Wednesday

First Day Chronicles

First days had always been a struggle for me. 

When I was in kindergarten, the first day of school was scary as shit. It was the first time I am left alone with no one I know with me. I remember that I almost cried that day, but stopped myself when I saw another kid cry and it was really squeamish. 

Fourth grade. It was my first time enrolling in a public school. I think my mom laid me on a little bit too much to my teachers. The first day was particularly beleaguering. I kept feeling my adviser's eyes on me. I kind of felt like I had to be this perfect little private school-bred lady: quiet, prim, and proper. Which I am, on most levels, definitely NOT.

The first day in high school was a good blend of scary and enchanting (though mostly tipping on scary). I was so used to small buildings from my elementary school that the "towering" four-storey buildings felt suffocating, yet so captivating, as if my dreams of fairytale teenage life were just some winks away. Maybe I'll get bullied. Maybe a senior will take notice of me and be my knight in shining armor. Maybe not just one senior will take notice. Maybe a varsity player will make me his muse. Maybe I'll be this school's "it" girl. (For the record, only one of these maybe's happened: I got bullied. No senior, not even a batchmate, really took notice. Our school did not have a varsity team. I was borderline nerdy and sooo not "it" girl material. High school was in no way like the movies, to my imperceptible dismay.) Those dreams which, not even one day into high school, got shattered by me tripping over the metal drainage grates along the side of the gym what with my too big black leather shoes, and by me getting noticed all for unpleasant reasons what with my too big baggy shirt. It was quite telling of how chaotic my high school  life would somehow become.

Take the "scary and enchanting" bit of first day in high school and multiply that for about a thousand times. That was how the first day inside the university felt (again, tipping more on scary). It was not formal classes yet, just an orientation. And although I had one of my best high school buddies with me as a blockmate, I still wasn't able to shake that feeling of "littleness" (ironic, considering how tall I am). There was just something about the century-old, massive-land-area, country's top university in the heart of a bustling city that makes you feel severely insignificant despite all your earlier achievements. This feeling of insignificance was heightened even more during the first day of class. For the first time in my student life, I felt like I was the dumbest inside the classroom. Just my first university classmates' stances were enough for me to know that the honors I received prior to university are merely shams. No real bearing. No real worth.

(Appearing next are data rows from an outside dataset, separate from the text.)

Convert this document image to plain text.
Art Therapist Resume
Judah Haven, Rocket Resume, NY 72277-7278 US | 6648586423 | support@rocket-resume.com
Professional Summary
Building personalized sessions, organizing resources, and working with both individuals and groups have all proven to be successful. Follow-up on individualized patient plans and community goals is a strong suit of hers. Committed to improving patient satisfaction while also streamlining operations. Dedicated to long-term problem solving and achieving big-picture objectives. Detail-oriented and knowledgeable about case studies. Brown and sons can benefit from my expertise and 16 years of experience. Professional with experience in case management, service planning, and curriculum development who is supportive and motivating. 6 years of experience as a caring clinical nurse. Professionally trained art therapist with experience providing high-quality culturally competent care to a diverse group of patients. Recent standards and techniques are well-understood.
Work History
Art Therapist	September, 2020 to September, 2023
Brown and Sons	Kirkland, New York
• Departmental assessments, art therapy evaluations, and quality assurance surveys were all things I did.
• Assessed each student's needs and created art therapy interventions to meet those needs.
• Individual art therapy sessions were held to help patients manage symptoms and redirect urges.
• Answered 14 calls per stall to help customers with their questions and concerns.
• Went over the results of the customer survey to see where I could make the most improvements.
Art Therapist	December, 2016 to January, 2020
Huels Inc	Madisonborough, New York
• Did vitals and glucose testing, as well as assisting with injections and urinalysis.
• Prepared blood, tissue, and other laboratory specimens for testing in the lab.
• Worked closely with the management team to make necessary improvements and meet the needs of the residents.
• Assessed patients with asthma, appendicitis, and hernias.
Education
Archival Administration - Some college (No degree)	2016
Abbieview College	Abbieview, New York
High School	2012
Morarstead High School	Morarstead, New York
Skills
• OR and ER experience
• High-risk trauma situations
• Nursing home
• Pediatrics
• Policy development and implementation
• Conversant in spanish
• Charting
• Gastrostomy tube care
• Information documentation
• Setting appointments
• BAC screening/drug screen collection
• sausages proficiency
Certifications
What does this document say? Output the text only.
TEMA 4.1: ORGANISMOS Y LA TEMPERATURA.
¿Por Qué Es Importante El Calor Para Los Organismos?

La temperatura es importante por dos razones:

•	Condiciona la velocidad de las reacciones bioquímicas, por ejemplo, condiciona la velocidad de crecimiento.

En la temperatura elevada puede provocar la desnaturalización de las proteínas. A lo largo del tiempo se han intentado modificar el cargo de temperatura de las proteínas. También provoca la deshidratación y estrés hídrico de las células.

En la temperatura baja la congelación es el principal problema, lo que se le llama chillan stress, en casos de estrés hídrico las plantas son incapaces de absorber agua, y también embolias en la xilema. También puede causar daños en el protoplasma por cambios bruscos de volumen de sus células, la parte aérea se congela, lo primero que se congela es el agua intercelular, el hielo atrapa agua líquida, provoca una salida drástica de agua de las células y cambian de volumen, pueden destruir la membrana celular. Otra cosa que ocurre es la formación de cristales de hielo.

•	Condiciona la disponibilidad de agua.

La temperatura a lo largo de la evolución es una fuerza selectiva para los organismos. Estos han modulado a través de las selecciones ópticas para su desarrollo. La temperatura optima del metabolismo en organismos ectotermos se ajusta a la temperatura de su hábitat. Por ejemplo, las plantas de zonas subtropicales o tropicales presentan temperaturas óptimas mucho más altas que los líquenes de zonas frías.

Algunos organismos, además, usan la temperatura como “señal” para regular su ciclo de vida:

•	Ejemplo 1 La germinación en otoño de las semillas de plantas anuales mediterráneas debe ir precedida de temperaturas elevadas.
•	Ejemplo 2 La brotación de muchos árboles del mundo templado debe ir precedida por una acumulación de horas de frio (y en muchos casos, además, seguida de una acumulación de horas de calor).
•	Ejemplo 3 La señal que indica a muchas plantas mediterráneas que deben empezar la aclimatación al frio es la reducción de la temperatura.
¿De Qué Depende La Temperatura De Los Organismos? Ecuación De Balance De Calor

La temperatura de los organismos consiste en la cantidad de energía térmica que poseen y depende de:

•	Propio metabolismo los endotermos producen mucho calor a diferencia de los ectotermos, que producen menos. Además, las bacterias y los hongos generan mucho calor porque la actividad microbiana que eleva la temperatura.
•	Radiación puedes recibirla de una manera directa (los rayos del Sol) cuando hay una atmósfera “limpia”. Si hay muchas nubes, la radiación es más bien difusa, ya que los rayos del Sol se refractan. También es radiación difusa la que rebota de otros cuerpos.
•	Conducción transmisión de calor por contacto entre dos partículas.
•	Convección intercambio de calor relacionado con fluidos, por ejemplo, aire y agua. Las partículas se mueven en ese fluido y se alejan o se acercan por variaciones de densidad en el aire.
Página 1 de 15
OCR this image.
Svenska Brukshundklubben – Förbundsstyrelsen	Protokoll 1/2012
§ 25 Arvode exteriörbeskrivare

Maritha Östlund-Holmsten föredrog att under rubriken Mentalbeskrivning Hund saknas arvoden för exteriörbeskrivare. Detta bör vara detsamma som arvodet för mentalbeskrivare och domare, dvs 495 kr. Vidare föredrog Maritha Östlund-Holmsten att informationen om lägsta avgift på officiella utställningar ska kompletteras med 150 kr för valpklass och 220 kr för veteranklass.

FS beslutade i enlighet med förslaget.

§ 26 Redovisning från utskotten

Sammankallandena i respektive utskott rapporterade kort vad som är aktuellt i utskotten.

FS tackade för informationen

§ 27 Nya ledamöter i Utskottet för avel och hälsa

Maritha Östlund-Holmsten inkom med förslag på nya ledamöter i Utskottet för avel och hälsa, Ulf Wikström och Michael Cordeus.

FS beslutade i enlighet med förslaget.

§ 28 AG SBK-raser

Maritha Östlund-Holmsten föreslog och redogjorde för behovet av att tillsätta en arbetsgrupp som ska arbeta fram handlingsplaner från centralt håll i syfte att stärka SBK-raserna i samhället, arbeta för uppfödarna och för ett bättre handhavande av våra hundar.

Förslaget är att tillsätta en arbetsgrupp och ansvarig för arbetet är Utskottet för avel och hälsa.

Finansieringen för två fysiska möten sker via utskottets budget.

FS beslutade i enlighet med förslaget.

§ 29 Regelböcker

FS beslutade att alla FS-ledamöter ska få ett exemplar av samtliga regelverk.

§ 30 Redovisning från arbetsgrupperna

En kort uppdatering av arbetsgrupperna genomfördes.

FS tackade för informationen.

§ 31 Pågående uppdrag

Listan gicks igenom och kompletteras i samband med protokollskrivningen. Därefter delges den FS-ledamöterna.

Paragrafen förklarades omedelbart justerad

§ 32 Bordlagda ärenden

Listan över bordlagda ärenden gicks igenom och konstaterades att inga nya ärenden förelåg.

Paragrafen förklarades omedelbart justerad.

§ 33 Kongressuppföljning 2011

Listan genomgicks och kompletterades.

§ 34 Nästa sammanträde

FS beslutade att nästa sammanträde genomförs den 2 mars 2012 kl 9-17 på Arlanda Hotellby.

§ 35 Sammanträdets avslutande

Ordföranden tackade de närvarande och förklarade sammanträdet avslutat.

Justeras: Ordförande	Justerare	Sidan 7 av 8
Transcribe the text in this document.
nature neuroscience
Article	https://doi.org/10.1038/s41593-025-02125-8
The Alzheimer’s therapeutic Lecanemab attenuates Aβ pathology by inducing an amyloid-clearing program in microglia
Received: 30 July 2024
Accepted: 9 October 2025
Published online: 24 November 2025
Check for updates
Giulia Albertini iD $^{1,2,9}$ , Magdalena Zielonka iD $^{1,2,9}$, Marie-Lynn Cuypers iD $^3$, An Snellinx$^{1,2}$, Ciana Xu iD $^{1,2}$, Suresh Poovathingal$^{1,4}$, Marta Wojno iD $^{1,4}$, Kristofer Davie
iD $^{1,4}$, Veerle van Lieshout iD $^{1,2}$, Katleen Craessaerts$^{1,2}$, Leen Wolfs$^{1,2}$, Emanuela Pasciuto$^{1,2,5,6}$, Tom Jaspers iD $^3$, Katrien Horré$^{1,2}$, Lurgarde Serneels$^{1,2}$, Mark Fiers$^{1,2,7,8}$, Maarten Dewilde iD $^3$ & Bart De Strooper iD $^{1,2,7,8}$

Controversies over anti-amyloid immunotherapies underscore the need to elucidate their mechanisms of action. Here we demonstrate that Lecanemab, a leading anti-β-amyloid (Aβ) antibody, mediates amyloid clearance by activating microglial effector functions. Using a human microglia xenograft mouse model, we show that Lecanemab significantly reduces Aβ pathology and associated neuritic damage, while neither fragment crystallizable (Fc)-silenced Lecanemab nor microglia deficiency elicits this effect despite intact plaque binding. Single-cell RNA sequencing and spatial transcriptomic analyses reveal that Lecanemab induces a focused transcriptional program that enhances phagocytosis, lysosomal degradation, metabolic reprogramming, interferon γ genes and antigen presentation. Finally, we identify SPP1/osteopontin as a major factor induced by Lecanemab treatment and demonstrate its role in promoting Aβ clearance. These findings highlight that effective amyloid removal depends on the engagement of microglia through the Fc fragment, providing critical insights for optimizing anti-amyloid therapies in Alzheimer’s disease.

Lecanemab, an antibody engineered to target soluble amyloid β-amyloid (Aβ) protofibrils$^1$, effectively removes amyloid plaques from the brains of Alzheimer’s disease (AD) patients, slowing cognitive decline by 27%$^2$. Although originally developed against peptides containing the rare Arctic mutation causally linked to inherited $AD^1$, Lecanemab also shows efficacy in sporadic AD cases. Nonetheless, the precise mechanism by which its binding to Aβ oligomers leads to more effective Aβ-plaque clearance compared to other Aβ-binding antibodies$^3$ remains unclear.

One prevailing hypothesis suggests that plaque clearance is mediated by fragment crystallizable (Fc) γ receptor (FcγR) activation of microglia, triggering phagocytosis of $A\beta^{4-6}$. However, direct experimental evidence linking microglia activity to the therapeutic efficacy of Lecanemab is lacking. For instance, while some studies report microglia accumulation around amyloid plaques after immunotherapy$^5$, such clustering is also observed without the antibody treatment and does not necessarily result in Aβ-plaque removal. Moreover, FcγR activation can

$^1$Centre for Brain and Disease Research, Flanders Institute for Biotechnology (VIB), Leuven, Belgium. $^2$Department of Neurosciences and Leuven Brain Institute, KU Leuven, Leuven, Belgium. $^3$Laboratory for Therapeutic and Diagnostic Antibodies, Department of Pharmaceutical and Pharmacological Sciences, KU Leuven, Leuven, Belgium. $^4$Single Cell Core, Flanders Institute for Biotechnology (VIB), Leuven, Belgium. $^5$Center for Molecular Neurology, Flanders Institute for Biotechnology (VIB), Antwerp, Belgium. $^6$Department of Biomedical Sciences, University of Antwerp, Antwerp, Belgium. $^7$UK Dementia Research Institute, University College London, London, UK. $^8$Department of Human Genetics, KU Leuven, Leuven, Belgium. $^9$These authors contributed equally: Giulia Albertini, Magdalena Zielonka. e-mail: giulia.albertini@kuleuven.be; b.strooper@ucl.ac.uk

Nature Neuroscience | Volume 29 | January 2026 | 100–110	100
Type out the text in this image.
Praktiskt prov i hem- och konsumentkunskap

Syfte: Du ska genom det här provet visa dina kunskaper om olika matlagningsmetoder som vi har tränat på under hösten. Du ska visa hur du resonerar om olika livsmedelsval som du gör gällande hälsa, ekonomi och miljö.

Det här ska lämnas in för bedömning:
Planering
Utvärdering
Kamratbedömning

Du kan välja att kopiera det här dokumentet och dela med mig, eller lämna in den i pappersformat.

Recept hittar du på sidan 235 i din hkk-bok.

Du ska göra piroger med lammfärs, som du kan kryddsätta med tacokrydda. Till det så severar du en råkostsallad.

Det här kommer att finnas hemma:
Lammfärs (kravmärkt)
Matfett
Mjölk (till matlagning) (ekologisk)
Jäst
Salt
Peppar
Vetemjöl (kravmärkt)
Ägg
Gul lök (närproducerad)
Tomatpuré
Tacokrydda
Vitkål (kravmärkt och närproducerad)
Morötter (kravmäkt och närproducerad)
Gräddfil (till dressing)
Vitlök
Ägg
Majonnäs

The first day I stopped studying, I was like a ghost floating aimlessly. I had so many questions in mind which revolved into just a huge one: What the f-ck went wrong with me? 

The first day back to college, when I decided it's time to straighten the f-ck up, I was doubly awkward. It was like fourth grade all over again. Some professors knew I came from a premier university, so I felt their watchful eyes, bordering on judgment and amusement. I was already aboard a luxury ship, why descend to lowly bangka? Some classmates knew I came from a premier university, so I felt their even more watchful eyes. Why am I here? (Couple of months later, I learned that I wasn't alone: some classmates were in the same situation as I, which, honestly, made my transition to "doubly awkward" to "quite confident" smoother than I have imagined.)

The first day after college graduation was anxiety-inducing. It was the end of life as I knew it and the beginning of life as I'll know it. I am no longer merely a student. I'll be part of a workforce. I'll be an adult really acting as an adult. While employment after graduation wasn't really of question (I was hired weeks prior), the thought of meeting another set of people to come to terms with once again scared me.

Dangerously treading on hypocrisy, I guess, started on the first day of my first job. This was the first time I had attended something deeply religious for years. Deep in my heart, I knew, how I felt during this particular first day foreshadowed how my sojourn there generally went about: light-hearted doused with pretense.

The first day of the community quarantine was the start of five months  probably more? I stopped counting — of uncertainty. While it almost coincided with my most awaited end of contract, I did not picture it the way it unfolded. I had already imagined how I would say goodbye to my lovely students, how I would say sorry if I was not as loving and guiding towards them as I would have wanted to be, how I would tell them that I'd really appreciate it if they'll choose to let me stay in their hearts even a little bit more than the school year. Alas, COVID ruined that. As I don't really do well in impersonal goodbyes, I felt like I'll never be able to move on from something that I have not literally waved goodbye to.

Now, it is my first day as a public school teacher. It is extremely different with how I had imagined it to be when I passed the board exam. COVID prompted all schools to delay the start of classes, as well as to utilize a skeletal workforce. The prospect of me being the only new teacher at this school is terrifying. The fact that I am away from people I am already comfortable being with makes this first day despairing. The nearly-empty corridors make this first day even scarier than all the other first days I had so far. I am lost yet I have exactly no one and everyone to guide me. I am lonely yet I have exactly no one and everyone to be with me. 

First days have always been a struggle for me.